I heard that most compilers use AST
, then translate it to IR
(Intermediate representation).
But I think the compiler can generate IR
directly, like C4 project.
If I use AST, when I finish syntax analysis and semantic analysis, I have to scan the AST from the beginning to generate IR. This is an extra step, so I think it is slow.
What are the benefits of using AST? Better readability or better portability?
Could you give me some advices? Thank you for your time.
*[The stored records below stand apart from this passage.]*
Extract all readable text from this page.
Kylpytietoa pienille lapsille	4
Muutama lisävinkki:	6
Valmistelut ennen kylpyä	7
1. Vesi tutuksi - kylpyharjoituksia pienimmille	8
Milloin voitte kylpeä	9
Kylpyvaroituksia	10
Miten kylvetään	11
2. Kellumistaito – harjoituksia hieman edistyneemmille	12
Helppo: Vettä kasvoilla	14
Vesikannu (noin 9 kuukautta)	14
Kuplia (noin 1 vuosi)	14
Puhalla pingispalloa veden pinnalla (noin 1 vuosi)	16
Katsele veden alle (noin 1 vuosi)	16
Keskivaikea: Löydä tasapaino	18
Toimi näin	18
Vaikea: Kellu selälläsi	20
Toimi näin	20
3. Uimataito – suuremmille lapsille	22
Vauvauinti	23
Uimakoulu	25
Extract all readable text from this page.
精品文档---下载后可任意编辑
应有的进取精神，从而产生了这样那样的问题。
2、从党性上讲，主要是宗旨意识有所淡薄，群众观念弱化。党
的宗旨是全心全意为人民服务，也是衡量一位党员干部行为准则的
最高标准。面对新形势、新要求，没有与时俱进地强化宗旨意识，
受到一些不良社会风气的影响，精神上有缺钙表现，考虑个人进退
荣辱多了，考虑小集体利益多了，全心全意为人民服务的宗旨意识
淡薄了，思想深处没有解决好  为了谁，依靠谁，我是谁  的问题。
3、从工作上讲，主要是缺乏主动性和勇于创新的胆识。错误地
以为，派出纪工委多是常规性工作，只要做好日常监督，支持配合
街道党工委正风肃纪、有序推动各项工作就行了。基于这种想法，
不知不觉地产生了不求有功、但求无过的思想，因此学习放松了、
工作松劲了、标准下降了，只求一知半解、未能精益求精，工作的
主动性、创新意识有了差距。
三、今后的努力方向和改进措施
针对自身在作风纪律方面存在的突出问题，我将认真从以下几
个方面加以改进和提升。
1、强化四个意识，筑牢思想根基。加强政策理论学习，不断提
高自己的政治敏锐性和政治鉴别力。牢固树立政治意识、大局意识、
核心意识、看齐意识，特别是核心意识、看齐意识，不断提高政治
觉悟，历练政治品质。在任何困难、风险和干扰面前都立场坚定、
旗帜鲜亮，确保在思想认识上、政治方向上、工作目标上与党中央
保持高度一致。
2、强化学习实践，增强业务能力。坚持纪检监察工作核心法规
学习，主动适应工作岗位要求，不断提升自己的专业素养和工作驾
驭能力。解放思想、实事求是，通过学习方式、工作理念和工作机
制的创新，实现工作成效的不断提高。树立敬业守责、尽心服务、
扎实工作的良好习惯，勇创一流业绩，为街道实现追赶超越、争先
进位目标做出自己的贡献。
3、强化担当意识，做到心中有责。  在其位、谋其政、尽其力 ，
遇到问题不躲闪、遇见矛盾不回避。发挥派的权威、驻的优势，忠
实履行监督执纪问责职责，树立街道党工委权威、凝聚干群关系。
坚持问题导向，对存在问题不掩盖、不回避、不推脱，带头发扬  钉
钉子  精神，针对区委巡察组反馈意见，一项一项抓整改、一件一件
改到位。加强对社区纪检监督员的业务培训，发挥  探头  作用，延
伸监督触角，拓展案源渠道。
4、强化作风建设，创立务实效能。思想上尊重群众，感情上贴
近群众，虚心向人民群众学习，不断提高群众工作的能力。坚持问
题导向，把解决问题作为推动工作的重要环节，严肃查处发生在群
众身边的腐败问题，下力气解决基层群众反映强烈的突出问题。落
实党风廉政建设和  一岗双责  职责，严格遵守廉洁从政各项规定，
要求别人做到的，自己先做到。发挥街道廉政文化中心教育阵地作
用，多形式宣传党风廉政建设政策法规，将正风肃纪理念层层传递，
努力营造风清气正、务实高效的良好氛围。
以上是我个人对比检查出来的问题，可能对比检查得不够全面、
You're likely need more than one AST. Your first AST, the one produced by parser, is likely full of redundant things, of all the syntax sugar that makes your source language easy to use. Before you start generating IR you need to remove this redundancy, otherwise your code generation step will become a repetitive boilerplate.
A case in point - if
statement. You have two forms of it - one with only a true
branch, and another with both true
and false
branches. The former is a special case of the latter, so it makes sense to do a pass over your AST, replacing all the one-armed if
statements with 2-armed ones with a dummy false
branch. Then your IR generation procedure will only have to deal with one kind of if
.
Another important consideration is typing. It's easier to do on a tree rather than some flat IR, for a vast majority of type systems out there.
Also, consider your flat IR to be just another form of AST and treat it the same way. Converting a complex AST into some low and simple backend AST (or IR, call it whatever you like) in small steps is much easier than doing everything in one huge boilerplate pass.